In vivo imaging reveals a tumor-associated macrophage–mediated resistance pathway in anti–PD-1 therapy
Menée à l'aide d'une technique d'imagerie microscopique et d'un modèle murin avec greffe dorsale de cellules tumorales, cette étude met en évidence, dans le cadre d'une immunothérapie par anti-PD1, une résistance tumorale liée aux macrophages, puis identifie une stratégie thérapeutique pour lever cette résistance
Antibodies against immune checkpoints such as programmed death–1 (PD-1) are gaining increasing prominence in cancer treatment, but even these promising therapeutics do not always work. To be effective in preventing T cells from becoming exhausted, anti–PD-1 antibodies must be able to remain bound to the T cells. Unfortunately, this does not always happen, as Arlauckas et al. discovered. Although anti–PD-1 antibodies initially bound to T cells as intended, the authors found that tumor-associated macrophages quickly removed these antibodies from T cells, thus inactivating them. The researchers also identified a potential way to overcome this problem, showing that inhibition of Fcγ receptors prevented removal of anti–PD-1 and prolonged its effects in vivo.Monoclonal antibodies (mAbs) targeting the immune checkpoint anti–programmed cell death protein 1 (aPD-1) have demonstrated impressive benefits for the treatment of some cancers; however, these drugs are not always effective, and we still have a limited understanding of the mechanisms that contribute to their efficacy or lack thereof.

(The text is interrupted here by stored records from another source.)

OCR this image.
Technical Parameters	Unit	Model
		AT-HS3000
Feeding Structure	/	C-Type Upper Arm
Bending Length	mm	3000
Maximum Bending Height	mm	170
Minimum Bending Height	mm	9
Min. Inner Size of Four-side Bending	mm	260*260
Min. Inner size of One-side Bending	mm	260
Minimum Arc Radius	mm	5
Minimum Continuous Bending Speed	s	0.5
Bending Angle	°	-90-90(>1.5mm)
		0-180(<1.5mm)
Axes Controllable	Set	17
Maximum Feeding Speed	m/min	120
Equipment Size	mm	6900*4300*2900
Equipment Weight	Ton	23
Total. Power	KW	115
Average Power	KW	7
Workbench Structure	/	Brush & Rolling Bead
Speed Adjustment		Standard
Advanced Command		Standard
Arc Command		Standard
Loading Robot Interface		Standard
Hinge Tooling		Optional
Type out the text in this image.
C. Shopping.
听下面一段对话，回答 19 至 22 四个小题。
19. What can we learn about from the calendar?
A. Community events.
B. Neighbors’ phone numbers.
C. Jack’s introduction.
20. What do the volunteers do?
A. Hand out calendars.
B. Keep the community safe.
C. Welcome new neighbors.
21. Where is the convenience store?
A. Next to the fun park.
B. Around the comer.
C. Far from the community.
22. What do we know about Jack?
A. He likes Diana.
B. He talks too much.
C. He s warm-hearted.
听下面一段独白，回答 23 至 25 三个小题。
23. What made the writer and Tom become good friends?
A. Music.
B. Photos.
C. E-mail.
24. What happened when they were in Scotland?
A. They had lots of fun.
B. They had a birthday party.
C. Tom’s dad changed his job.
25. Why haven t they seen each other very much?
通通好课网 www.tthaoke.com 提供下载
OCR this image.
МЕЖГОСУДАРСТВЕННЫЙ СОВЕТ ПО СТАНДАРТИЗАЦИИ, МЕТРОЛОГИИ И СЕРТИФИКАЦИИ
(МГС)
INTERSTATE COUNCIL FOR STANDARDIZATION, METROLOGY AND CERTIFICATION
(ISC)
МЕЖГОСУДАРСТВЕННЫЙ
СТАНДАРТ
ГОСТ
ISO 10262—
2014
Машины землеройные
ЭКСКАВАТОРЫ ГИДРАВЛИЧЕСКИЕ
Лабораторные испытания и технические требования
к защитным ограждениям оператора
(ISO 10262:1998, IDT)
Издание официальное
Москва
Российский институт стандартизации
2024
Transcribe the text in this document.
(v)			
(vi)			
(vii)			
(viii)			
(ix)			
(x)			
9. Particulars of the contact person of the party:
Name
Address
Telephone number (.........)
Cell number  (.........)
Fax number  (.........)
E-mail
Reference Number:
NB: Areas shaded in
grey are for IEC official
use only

We used in vivo imaging to uncover the fate and activity of aPD-1 mAbs in real time and at subcellular resolution in mice. We show that aPD-1 mAbs effectively bind PD-1+ tumor-infiltrating CD8+ T cells at early time points after administration. However, this engagement is transient, and aPD-1 mAbs are captured within minutes from the T cell surface by PD-1− tumor-associated macrophages. We further show that macrophage accrual of aPD-1 mAbs depends both on the drug’s Fc domain glycan and on Fcγ receptors (FcγRs) expressed by host myeloid cells and extend these findings to the human setting. Finally, we demonstrate that in vivo blockade of FcγRs before aPD-1 mAb administration substantially prolongs aPD-1 mAb binding to tumor-infiltrating CD8+ T cells and enhances immunotherapy-induced tumor regression in mice. These investigations yield insight into aPD-1 target engagement in vivo and identify specific Fc/FcγR interactions that can be modulated to improve checkpoint blockade therapy.